Hello, I'll be happy to help you with this.
The most common reasons that a computer might not be able to connect to a wireless network are as follows:
- You have the incorrect wireless password, security key, or passphrase.
- Your wireless network is using a type of encryption not supported by your operating system, wireless adapter, or the wireless adapter's driver software.
- The MAC (hardware) address of your wireless adapter has not been authorized to work on your wireless network.
- Your wireless adapter is turned off or otherwise non-functional.
- You're having a signal strength or quality problem with your wireless adapter or router.
- Your wireless router is a multi-band capable router that is set to only use a band that your wireless card cannot use.
- As a less common item, I've occasionally seen the DHCP server on a wireless router set to only allow so many systems to connect to it, or only provide IP addresses to a specific list of MAC addresses (this is different from MAC address filtering and is generally called "address reservation"), and that that list of addresses doesn't contain the MAC address for your wireless adapter (which has a different MAC address from the wired network adapter).
As a first couple of steps, which will help eliminate quite a few other potential problems, I'd check to see if your laptop can connect to wireless networks in other locations (this will eliminate the possibility of the wireless adapter being turned off or being otherwise non-functional), perhaps at a coffee shop or library. After that, I'd check to see if any other wireless device is working with your router. If there are one or more wireless devices currently working correctly with your router, we can eliminate the possibility that the router isn't working at all. After that, I'd log into the router from a computer that is wired to it and manually verify the wireless network name (SSID), wireless channel being used, wireless band being used, encryption type, wireless password (or security key, or passphrase, or pre-shared key, depending on what your router calls it), and whether or not MAC address filtering is enabled (some routers call this an "access list" or something similar).

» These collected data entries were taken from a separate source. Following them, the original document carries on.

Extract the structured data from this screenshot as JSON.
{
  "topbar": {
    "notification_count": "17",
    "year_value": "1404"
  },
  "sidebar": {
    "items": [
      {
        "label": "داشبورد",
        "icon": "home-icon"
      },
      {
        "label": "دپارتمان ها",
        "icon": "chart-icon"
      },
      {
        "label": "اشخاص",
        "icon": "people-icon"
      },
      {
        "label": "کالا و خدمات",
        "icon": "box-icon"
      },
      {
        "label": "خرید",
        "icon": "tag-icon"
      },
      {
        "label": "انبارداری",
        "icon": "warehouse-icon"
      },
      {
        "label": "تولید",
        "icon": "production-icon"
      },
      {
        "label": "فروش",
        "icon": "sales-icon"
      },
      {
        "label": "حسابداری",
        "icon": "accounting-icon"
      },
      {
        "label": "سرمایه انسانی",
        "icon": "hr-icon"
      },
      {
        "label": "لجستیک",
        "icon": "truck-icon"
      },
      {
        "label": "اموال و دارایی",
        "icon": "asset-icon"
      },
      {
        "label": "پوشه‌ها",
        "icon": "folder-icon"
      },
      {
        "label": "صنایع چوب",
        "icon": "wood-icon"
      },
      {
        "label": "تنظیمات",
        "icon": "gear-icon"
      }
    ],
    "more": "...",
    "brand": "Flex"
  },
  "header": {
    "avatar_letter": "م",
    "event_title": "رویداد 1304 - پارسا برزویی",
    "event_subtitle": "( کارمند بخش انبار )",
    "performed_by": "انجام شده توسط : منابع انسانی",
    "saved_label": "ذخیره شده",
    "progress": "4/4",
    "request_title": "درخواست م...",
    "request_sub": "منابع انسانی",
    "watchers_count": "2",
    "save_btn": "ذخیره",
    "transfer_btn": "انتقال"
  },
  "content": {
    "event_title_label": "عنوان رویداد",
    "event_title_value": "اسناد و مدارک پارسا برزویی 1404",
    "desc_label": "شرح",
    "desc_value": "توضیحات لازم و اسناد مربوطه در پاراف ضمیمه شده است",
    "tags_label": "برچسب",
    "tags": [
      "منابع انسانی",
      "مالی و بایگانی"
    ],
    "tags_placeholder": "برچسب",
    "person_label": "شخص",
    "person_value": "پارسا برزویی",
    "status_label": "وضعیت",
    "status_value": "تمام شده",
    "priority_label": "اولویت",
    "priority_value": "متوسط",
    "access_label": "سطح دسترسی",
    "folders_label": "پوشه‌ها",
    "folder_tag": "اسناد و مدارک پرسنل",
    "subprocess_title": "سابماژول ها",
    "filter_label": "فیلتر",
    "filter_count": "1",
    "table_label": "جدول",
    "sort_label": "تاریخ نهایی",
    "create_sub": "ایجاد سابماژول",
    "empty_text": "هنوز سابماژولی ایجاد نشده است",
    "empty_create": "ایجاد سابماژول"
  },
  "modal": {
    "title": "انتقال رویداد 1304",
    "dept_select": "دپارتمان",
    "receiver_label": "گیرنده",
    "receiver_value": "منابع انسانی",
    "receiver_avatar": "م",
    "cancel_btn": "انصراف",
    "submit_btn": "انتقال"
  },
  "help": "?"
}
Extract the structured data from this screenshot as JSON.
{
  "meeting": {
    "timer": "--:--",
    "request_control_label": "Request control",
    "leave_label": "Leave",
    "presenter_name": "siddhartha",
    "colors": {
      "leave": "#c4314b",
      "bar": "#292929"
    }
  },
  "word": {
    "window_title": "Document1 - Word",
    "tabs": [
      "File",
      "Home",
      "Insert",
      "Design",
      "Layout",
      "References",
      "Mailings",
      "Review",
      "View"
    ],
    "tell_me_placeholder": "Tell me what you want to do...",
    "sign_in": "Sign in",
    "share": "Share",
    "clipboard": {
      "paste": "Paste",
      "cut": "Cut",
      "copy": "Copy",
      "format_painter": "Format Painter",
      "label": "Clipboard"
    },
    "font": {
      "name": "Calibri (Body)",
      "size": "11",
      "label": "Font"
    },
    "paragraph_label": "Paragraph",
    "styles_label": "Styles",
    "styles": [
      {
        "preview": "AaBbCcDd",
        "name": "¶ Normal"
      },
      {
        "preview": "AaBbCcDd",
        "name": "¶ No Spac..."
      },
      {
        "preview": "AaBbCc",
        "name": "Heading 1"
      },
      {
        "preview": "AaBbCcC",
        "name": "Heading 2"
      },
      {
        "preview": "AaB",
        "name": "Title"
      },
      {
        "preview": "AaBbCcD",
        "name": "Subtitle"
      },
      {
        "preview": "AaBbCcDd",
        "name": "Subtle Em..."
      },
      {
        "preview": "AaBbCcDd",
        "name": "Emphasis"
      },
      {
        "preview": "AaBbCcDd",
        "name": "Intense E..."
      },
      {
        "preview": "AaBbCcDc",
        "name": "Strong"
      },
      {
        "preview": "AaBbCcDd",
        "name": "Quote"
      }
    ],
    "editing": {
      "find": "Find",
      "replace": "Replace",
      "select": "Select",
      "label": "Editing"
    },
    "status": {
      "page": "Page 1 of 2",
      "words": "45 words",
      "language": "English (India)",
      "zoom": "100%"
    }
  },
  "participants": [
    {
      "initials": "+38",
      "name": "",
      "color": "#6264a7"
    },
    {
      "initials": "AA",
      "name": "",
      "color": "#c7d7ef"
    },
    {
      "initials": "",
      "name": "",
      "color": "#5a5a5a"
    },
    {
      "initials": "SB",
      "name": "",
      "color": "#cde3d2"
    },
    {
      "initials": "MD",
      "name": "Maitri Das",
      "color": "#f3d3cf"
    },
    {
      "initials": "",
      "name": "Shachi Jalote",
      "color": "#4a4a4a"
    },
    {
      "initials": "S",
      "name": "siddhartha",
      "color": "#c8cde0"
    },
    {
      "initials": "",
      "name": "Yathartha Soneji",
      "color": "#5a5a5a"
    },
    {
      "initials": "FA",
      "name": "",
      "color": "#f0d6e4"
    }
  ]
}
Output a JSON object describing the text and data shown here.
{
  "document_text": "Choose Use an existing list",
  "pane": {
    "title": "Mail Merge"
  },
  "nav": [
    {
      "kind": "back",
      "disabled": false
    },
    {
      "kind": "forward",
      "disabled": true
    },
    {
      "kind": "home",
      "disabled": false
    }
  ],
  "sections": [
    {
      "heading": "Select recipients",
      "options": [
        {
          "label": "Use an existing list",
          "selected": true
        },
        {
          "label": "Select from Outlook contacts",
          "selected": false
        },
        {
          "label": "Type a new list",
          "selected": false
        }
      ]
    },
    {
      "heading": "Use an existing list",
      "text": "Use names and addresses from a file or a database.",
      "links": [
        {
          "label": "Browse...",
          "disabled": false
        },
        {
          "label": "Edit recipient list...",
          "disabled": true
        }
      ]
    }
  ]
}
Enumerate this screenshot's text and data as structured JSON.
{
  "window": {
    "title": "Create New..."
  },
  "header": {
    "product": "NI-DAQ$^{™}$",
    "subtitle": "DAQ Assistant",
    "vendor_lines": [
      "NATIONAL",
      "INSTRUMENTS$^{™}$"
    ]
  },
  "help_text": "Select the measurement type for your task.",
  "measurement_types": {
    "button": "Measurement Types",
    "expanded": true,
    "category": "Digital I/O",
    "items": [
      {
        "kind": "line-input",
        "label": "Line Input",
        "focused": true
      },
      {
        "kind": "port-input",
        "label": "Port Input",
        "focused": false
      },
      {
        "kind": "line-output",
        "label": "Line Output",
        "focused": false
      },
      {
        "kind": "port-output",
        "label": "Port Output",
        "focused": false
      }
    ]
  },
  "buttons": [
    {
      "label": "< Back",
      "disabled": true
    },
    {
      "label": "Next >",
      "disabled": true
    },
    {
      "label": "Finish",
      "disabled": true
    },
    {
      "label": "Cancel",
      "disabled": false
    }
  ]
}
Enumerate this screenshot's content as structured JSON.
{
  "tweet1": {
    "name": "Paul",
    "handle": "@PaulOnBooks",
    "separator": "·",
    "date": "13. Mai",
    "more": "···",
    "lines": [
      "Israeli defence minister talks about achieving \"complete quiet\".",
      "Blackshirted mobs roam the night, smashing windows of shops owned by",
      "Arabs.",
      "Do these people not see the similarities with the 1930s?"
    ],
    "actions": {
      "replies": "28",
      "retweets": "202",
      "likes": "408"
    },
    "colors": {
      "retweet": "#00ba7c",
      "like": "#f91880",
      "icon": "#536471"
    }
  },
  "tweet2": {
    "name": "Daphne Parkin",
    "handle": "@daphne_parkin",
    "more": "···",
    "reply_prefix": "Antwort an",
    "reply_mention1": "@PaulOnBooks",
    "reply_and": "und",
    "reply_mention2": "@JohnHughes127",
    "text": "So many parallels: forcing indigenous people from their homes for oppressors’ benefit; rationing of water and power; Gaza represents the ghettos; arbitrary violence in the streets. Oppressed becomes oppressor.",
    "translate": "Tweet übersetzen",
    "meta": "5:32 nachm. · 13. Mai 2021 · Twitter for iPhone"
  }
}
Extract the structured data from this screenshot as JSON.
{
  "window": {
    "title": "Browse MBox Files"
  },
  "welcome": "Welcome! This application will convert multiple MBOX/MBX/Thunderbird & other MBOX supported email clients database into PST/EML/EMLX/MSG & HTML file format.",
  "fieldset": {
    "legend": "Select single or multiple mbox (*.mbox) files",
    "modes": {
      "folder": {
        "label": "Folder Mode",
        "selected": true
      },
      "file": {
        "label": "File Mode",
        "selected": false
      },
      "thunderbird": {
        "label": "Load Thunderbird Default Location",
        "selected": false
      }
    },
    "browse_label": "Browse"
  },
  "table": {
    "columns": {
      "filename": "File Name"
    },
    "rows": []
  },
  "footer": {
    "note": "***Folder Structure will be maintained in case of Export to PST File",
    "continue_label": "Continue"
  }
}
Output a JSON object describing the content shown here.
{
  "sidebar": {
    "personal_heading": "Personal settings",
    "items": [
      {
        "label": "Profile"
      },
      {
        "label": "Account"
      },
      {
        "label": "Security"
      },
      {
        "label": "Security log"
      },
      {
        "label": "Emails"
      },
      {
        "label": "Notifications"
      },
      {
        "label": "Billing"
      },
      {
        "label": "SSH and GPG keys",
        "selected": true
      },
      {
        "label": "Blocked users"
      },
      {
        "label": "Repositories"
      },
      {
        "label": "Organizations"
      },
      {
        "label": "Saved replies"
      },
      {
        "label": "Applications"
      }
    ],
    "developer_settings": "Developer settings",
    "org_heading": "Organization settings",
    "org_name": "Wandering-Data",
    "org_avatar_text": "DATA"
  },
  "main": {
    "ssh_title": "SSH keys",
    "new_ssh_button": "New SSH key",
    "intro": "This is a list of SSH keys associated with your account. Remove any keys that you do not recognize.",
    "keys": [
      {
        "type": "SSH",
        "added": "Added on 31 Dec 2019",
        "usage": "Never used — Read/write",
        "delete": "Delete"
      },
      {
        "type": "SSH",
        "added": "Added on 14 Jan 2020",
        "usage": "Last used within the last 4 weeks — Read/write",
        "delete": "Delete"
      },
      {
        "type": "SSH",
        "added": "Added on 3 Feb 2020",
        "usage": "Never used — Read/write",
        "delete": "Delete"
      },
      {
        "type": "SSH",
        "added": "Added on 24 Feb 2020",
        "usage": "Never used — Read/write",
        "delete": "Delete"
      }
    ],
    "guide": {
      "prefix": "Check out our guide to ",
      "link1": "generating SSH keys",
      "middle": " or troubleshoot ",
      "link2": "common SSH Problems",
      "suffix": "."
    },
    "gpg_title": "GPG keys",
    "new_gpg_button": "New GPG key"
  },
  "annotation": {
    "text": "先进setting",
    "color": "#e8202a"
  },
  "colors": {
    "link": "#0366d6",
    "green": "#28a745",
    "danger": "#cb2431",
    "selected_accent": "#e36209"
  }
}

If you get that far and can confirm that you have the correct wireless network name, security information, and that MAC address filtering is either not enabled or the MAC address of your wireless adapter is entered in the list, and that your laptop can connect to other wireless networks and you have other wireless devices working on this wireless network, then the next step is to check with the manufacturer of the wireless adapter to verify that your security type is supported by the wireless adapter and its driver software. After that, check to ensure that there are non-reserved addresses still available in the router's DHCP server configuration.
If you would like clarification on any of these points, more depth in my answer, or if you have additional questions with regard to this matter, please don't hesitate to ask and I'll be happy to continue to lend a hand.